I work on ongoing project where Tomtat Application servers configured to run Clustered located behind Apache with mod_proxy configured to use ReverseProxy are used. One of customers which required a java application deployment experienced issues with application's capability to connect to SAP database.

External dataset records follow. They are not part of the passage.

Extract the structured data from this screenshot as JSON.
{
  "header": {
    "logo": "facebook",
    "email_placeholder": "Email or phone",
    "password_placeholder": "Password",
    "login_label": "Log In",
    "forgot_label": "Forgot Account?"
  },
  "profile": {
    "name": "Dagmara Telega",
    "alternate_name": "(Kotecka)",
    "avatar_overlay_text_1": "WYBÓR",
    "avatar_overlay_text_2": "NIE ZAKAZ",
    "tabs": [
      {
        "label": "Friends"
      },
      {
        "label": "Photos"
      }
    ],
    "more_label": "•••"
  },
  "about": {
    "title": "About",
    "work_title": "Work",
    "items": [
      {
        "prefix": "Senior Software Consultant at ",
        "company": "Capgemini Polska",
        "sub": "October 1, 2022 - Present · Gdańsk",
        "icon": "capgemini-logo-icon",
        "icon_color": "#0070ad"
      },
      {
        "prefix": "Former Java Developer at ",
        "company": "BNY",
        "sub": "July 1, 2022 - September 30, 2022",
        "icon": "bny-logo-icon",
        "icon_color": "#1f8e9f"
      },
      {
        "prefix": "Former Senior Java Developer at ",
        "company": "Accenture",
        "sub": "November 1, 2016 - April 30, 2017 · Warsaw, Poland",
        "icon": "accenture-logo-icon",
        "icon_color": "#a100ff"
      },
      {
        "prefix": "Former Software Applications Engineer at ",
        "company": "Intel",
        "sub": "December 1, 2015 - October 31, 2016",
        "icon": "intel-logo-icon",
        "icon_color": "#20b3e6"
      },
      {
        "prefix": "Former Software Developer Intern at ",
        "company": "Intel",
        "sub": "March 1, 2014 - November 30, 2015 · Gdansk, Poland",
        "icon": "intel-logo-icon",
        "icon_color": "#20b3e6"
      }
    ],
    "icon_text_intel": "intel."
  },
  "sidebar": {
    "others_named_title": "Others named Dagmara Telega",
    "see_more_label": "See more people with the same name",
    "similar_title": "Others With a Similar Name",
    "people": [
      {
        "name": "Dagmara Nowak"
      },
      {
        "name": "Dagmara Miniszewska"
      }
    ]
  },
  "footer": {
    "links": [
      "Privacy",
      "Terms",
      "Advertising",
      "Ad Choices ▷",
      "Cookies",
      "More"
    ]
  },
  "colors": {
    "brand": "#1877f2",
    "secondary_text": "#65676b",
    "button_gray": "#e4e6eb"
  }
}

After some investigation I figured out, the application is unable to connect to the SAP db server becuse remote host webserver running some SAP related stuff was not connecting due to expired certificate in Tomcat Keystore known also as JKS / Java Keystore– (.keystore) – which is a file containing multiple remote hosts imported certificates.
The best and shortest definition of keystore is:
Keystore entry = private + public key pair = identified by an alias
The keystore protects each private key with its individual password, and also protects the integrity of the entire keystore with a (possibly different) password.
Managing Java imported certificates later used by Tomcat is done with a command line tool part of JDK (Java Development Kit) called keystore. Keystore is usually located under /opt/java/jdk/bin/keytool. My Java VM is installed in /opt/ anyways usual location of keytool is $JAVA_HOME/bin/
Keytool has capabilities to create / modify / delete or import new SSL certificates and then Java applications can access remote applications which requires Secure Socket Layer handshake . Each certificate kept in .keystore file (usually located somewhere under Tomcat web app server directory tree), lets say – /opt/tomcat/current/conf/.keystore
1. List current existing imported SSL certificates into Java's Virtual Machine
tomcat-server:~# /opt/java/jdk/bin/keytool -list -keystore /opt/tomcat/current/conf/.keystore Command returns output similar to;
Entry type: trustedCertEntry
Owner: CN=www.yourhost.com, OU=MEMBER OF E.ON GROUP, OU=DEVICES, O=E.GP AG, C=DE
Issuer: CN=E.ON Internal Devices Sub CA V2, OU=CA, O=EGP, C=DE
Serial number: 67460001001c6aa51fd25c0e8320
Valid from: Mon Dec 27 07:05:33 GMT 2010 until: Fri Dec 27 07:05:22 GMT 2013
Signature algorithm name: SHA1withRSA
#1: ObjectId: 18.104.22.168 Criticality=true
#2: ObjectId: 22.214.171.124 Criticality=true
#3: ObjectId: 126.96.36.199.188.8.131.52.1 Criticality=false
accessLocation: URIName: http://yourhost.com/cacerts/egp_internal_devices_sub_ca_v2.crt,
accessLocation: URIName: http://www.yourhost1.com/certservices/cacerts/egp_internal_devices_sub_ca_v2.crt]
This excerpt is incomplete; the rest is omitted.